We prove that the problem is NP-hard even in its decision form, i.e. ''Is the input graph $G$ already a chordless odd-cycle completion?'' by reduction from the following problem:
Problem P: Given a graph $G$ and an edge $e\in E(G)$, is there an chordless odd cycle of length greater than 3 passing through $e$?
This problem is known to be NP-hard by reduction from ''detecting chordless even cycles passing through a given node'' in the reference given in one of your comments which is stated in the paragraph before section 3 by letting $p=0$ and $q=2$:
As an aside, let $q>1$ and $p\ge 0$ be arbitrary fixed integers.

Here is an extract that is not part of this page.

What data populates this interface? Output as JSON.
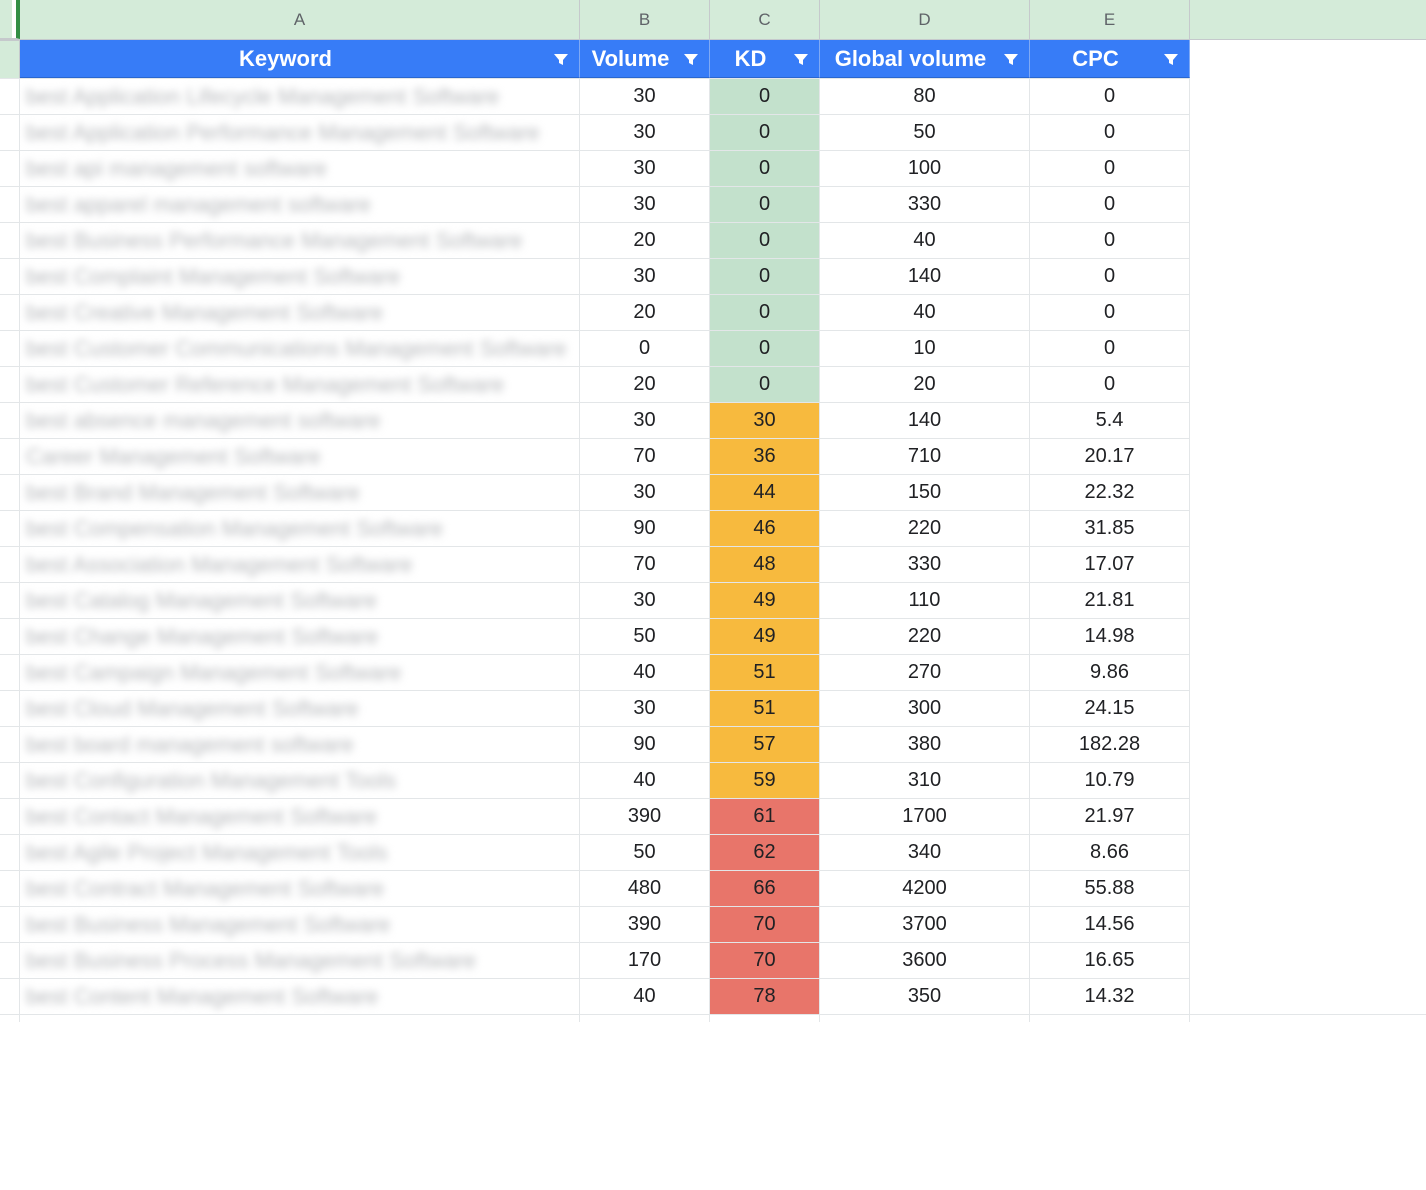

The following problems are NP-complete: Does a graph $G$ contain an induced cycle through a prescribed vertex $u$, of length $p$ (mod $q$)? ...
(There may be a Karp reduction, but if we allow a Cook one, consider the following reduction: Replacing the given degree d node into a complete subgraph of size d with proper outgoing edges. Then for each edges in the complete graph we can query the oracle that solves Problem P. Note that a chordless even cycle passing through the given node corresponds to a chordless odd cycle of length greater than 3 passing through one of the edges in the complete graph.)
Now for the main reduction. Given an instance of Problem P, first we detect if there are any triangles passing through $e$; if so, delete every node that forms a triangle with $e$. Note that deleting nodes that forms a triangle with $e$ will not removing any chordless odd cycles passing through $e$ (by the chordless property).
Next, for each edge $f$ other than $e=(u,v)$ we add an auxiliary node $v_f$ and two edges $(v_f,u)$ and $(v_f,v)$. Observe that the new graph $G'$ has the following property:
$G$ has a chordless odd cycle of length greater than 3 passing through $e$ if and only if $G'$ is a chordless odd-cycle completion.
For the only if direction, it can be proved by considering different types of edges in $G'$. Every edge other than $e$ (including those newly added edges) will be in at least one triangle (the one that contains the auxiliary node); and $e$ will be in a chordless odd cycle in $G′$ since there is a chordless odd cycle passing through $e$ in $G$, and the cycle is not removed during the node-deleting process.
For the if direction, since every edges other than $e$ must be in at least one triangle, we only have to worry about the edge $e$. There is a chordless odd cycle passing through $e$ in $G'$ ($G'$ is a chordless odd cycle completion). The cycle cannot have length 3 by construction of $G'$, and since the cycle cannot contain any auxiliary nodes (by chordless property), it will be in graph $G$ as well. Therefore the proof is complete.